Learning Disability Today
Supporting professionals working in learning disability and autism services

Safety valve programme ‘does not help’ children and young people with SEND, says IPSEA

The Independent Provider of Special Education Advice (IPSEA) says the Safety Valve Programme, which is designed to improve the delivery of SEND services, “doesn’t help children and young people and shouldn’t exist.”

The Safety Valve Programme provides support to local authorities with the highest deficits. It is designed to hold the local authorities to account for delivery of reforms to their high needs systems, so that they can function sustainably.

However, IPSEA says since the Safety Valve Programme aims to reduce costs, this is inadvertently reducing provision for children and young people with SEND.

Parents and carers told their requests for support are ‘inappropriate’

In order to understand more about what local authorities have agreed to do and the likely impact on children and young people, IPSEA made Freedom of Information requests to each local authority with a safety valve agreement.

The analysis found that local authorities across the board are implementing measures to ‘manage demand’ for Education, Health and Care Plans (ECHPs). This includes setting targets to reduce the number of EHCP needs assessments and the number of children and young people attending special schools and colleges.

Catriona Moore, Policy Manager at IPSEA, says this has resulted in local authorities deeming support requests from parents and carers are ‘inappropriate’ and implementing alternatives to the EHC needs assessment pathway.

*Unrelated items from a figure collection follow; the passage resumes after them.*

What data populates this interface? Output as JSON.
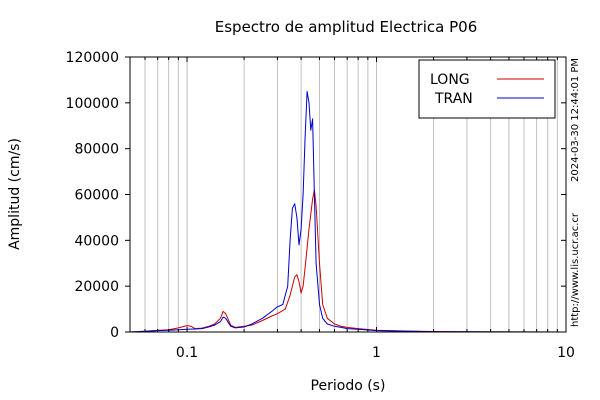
{
  "chart_data": {
    "type": "line",
    "title": "Espectro de amplitud Electrica P06",
    "xlabel": "Periodo (s)",
    "ylabel": "Amplitud (cm/s)",
    "xscale": "log",
    "xlim": [
      0.05,
      10
    ],
    "ylim": [
      0,
      120000
    ],
    "xticks": [
      {
        "value": 0.1,
        "label": "0.1"
      },
      {
        "value": 1,
        "label": "1"
      },
      {
        "value": 10,
        "label": "10"
      }
    ],
    "yticks": [
      {
        "value": 0,
        "label": "0"
      },
      {
        "value": 20000,
        "label": "20000"
      },
      {
        "value": 40000,
        "label": "40000"
      },
      {
        "value": 60000,
        "label": "60000"
      },
      {
        "value": 80000,
        "label": "80000"
      },
      {
        "value": 100000,
        "label": "100000"
      },
      {
        "value": 120000,
        "label": "120000"
      }
    ],
    "grid": true,
    "legend_position": "top-right",
    "series": [
      {
        "name": "LONG",
        "color": "#cc0000",
        "x": [
          0.05,
          0.06,
          0.07,
          0.08,
          0.09,
          0.1,
          0.105,
          0.11,
          0.12,
          0.13,
          0.14,
          0.15,
          0.155,
          0.16,
          0.17,
          0.18,
          0.2,
          0.22,
          0.25,
          0.28,
          0.3,
          0.33,
          0.35,
          0.37,
          0.38,
          0.39,
          0.4,
          0.41,
          0.42,
          0.44,
          0.46,
          0.47,
          0.48,
          0.5,
          0.52,
          0.55,
          0.6,
          0.65,
          0.7,
          0.8,
          1,
          1.5,
          2,
          3,
          5,
          10
        ],
        "y": [
          0,
          300,
          700,
          1000,
          1800,
          2800,
          2500,
          1500,
          1700,
          2500,
          3500,
          6000,
          9000,
          8000,
          3000,
          2000,
          2500,
          3000,
          5000,
          7000,
          8000,
          10000,
          16000,
          24000,
          25000,
          22000,
          17000,
          20000,
          28000,
          45000,
          58000,
          62000,
          55000,
          30000,
          12000,
          6000,
          3500,
          2500,
          2000,
          1500,
          800,
          400,
          200,
          100,
          50,
          0
        ]
      },
      {
        "name": "TRAN",
        "color": "#0000cc",
        "x": [
          0.05,
          0.06,
          0.07,
          0.08,
          0.09,
          0.1,
          0.11,
          0.12,
          0.13,
          0.14,
          0.15,
          0.155,
          0.16,
          0.17,
          0.18,
          0.2,
          0.22,
          0.25,
          0.28,
          0.3,
          0.32,
          0.34,
          0.35,
          0.36,
          0.37,
          0.38,
          0.39,
          0.4,
          0.41,
          0.42,
          0.43,
          0.44,
          0.45,
          0.46,
          0.47,
          0.48,
          0.5,
          0.52,
          0.55,
          0.6,
          0.65,
          0.7,
          0.8,
          1,
          1.5,
          2,
          3,
          5,
          10
        ],
        "y": [
          0,
          300,
          600,
          800,
          1000,
          1200,
          1300,
          1500,
          2200,
          3000,
          4500,
          6500,
          6000,
          2500,
          1800,
          2200,
          3500,
          6000,
          9000,
          11000,
          12000,
          20000,
          40000,
          54000,
          56000,
          50000,
          38000,
          45000,
          60000,
          85000,
          105000,
          100000,
          88000,
          93000,
          60000,
          30000,
          12000,
          6000,
          3500,
          2500,
          2000,
          1500,
          1200,
          600,
          300,
          150,
          80,
          40,
          0
        ]
      }
    ]
  },
  "side_texts": {
    "timestamp": "2024-03-30 12:44:01 PM",
    "url": "http://www.lis.ucr.ac.cr"
  }
}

This has resulted in a steady rise in appeals to the SEND Tribunal and a high rate of ‘unlawful decision making’, according to IPSEA, and Catriona says this may lead to more legal challenges for local authorities.

In a blog post, she wrote: “These actions not only undermine the rights of children and young people with SEND, but also risk local authorities exposing themselves to more legal challenges than ever before.”

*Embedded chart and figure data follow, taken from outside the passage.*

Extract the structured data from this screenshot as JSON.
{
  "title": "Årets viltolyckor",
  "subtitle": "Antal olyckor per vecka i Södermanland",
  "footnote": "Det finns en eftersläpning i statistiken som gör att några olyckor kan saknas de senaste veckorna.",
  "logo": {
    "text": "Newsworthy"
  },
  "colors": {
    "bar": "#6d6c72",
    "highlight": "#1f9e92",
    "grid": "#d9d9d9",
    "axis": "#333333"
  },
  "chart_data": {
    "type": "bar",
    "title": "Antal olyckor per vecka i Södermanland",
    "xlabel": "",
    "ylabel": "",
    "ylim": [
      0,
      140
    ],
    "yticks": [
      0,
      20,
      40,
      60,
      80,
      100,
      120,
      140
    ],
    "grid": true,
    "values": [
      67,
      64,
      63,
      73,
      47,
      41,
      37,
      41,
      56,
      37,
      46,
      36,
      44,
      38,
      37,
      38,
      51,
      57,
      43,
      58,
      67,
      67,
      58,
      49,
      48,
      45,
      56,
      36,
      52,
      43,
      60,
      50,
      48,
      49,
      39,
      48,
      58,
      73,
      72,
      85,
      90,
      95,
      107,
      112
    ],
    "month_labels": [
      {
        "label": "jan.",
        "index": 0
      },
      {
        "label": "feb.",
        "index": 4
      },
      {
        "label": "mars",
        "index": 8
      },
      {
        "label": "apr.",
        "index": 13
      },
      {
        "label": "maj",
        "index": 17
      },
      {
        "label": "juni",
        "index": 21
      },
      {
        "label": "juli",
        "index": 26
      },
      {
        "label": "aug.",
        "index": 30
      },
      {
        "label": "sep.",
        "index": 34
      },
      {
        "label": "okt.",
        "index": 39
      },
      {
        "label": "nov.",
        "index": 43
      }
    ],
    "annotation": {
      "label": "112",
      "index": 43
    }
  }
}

Campaigners are urging the government to suspend the Safety Valve Programme

IPSEA are therefore calling on the government to end the Safety Valve Programme. The charity says the programme is resulting in a reduction of provision for children and young people with SEND, which is putting their education and wellbeing at risk.

As the report concludes: “We are concerned that the safety valve intervention programme fails to centre the needs of children and young people with SEND and instead focuses above all on reducing expenditure. Key performance indicators are all about costs and not about disabled children’s outcomes.”

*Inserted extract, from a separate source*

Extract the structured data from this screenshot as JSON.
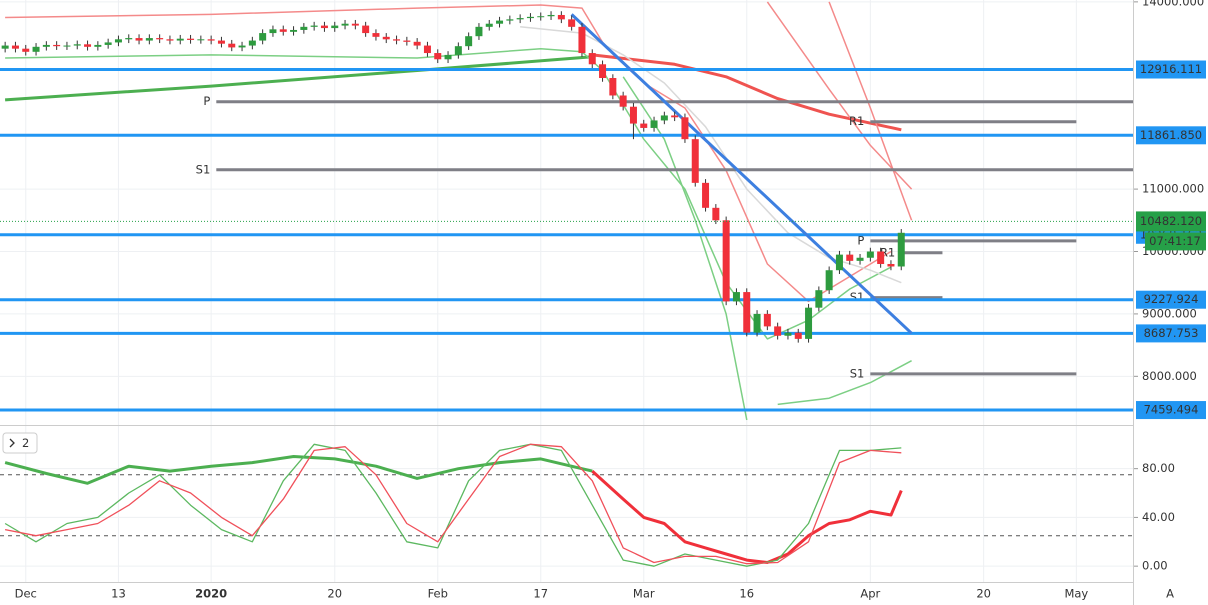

Campaigners are also concerned about the impact this programme is having on children and young people, and Rachel Filmer, a SEND campaigner and volunteer EHCP advisor, has started a petition calling for the programme to be suspended.

She said: “We believe SEND services have experienced chronic underfunding and that cuts to non-statutory services have created unprecedented, avoidable need for statutory services.”

“Rather than Government investment in early intervention, 38 local authorities have signed Department of Education agreements for the programme. We are concerned that many of these local authorities cannot meet their targets and are failing children, for no benefit, to manage deficits that should not exist. We believe this is not working and must stop.”